At a family gathering in the city, an uncle held forth at Christmas dinner about family history, his voice cracking with emotion. No one spoke over his silences. Three generations listened to the man who often falls asleep on the couch as he recounted the small victories of his ancestors, from leaving Ireland to serving in Congress, from West Point to D-Day, trying to give perspective to the assortment of nieces and nephews around him. They see their struggles at school and work as singular and self-determined. He sees them as an evolution of adversity and triumph. He knows they are even more likely to succeed than their ancestors were. But he also knows that talent and intellect are not the only determinants of success. There is will and work and likeability and luck—all ingredients in a mysterious stew.

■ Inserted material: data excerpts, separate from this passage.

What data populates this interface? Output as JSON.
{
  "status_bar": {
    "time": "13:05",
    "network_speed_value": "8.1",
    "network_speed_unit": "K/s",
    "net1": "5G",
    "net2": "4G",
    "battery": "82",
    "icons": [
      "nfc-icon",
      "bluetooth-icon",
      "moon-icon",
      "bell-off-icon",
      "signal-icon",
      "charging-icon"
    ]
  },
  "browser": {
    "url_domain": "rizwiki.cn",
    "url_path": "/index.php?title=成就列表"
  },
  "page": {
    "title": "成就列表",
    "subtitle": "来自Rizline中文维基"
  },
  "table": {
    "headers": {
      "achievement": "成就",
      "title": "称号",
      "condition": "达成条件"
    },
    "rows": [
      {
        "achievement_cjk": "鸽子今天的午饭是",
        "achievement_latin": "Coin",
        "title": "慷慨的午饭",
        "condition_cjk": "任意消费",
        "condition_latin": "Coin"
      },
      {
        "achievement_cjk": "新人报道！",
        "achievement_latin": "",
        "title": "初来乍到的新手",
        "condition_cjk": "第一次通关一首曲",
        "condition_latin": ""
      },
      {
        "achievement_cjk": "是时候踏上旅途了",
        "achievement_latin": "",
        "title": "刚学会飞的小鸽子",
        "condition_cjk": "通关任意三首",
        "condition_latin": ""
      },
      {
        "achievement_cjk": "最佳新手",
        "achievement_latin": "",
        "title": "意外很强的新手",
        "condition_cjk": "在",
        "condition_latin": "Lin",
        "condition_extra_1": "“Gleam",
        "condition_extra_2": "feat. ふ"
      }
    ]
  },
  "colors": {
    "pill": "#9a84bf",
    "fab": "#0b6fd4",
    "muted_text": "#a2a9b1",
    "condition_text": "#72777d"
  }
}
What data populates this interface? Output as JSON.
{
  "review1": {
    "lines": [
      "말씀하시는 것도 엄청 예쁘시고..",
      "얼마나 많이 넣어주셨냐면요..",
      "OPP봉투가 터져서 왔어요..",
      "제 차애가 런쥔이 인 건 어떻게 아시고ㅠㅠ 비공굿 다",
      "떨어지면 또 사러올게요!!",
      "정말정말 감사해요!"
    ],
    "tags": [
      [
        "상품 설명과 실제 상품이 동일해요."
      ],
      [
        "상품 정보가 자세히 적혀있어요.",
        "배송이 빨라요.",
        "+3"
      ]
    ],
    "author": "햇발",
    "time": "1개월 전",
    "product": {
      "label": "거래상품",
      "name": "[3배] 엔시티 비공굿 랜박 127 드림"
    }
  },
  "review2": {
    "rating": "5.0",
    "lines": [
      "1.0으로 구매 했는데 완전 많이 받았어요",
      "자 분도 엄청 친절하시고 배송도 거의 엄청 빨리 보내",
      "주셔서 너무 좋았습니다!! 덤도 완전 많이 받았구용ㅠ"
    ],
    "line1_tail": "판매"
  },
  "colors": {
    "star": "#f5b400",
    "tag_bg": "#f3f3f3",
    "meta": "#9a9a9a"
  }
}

The uncle has many of these ingredients, yet at 75 he is still chasing success. He has raised a daughter, had a long and happy marriage, is hale and hearty and ever-optimistic even in the face of falling graces. Once an altar boy, he has left the ritual of religion but kept his faith in mankind. His assignment as an altar boy was to give the bishop his scepter, a task he still recounts with pride. Sitting next to him, I notice his hands, once strong, are bony and heavily veined.

A niece wants to know how to deal with her parents’ increasing infirmity. She wants to know what this uncle’s plan is. He points his index finger to his head and mimes an exploding gun. I laugh and do the same. She chides us rightfully. That is no plan, we all know.

My son thinks he has a plan. He envisions his parents presiding over his demise. He’s still in childhood mode as he authorizes pulling the plug when he is “no longer able to pursue creative thought.” I know from experience it is more complex than that. Withhold nutrition? Feeding tube? Hydration? Resuscitate?

At the other end of the table my aunt, the matriarch-in-situ, is frail-looking. She has dropped 50 pounds in the last year caring for her older husband at home. Private long-term care insurance will provide nursing home care for him, but there is a limit on the total number of months. Since there is no telling in advance how long it will be needed, she waits until she can no longer care for him herself. (Having an older husband myself, I pursue my own dreams and adventures now, knowing it is likely I will be the one caring for him before long.)

Three days before Christmas this year, a friend’s husband died suddenly. Whatever plans they made were dashed instantly and forever. It was my mother’s experience with her husband, my step-father, and one I feared for years in my own marriage. What plans can we make when life has a will of its own?

But my cousin’s question persists in my mind. May the new year bring something Christmas can’t provide. Some clarity.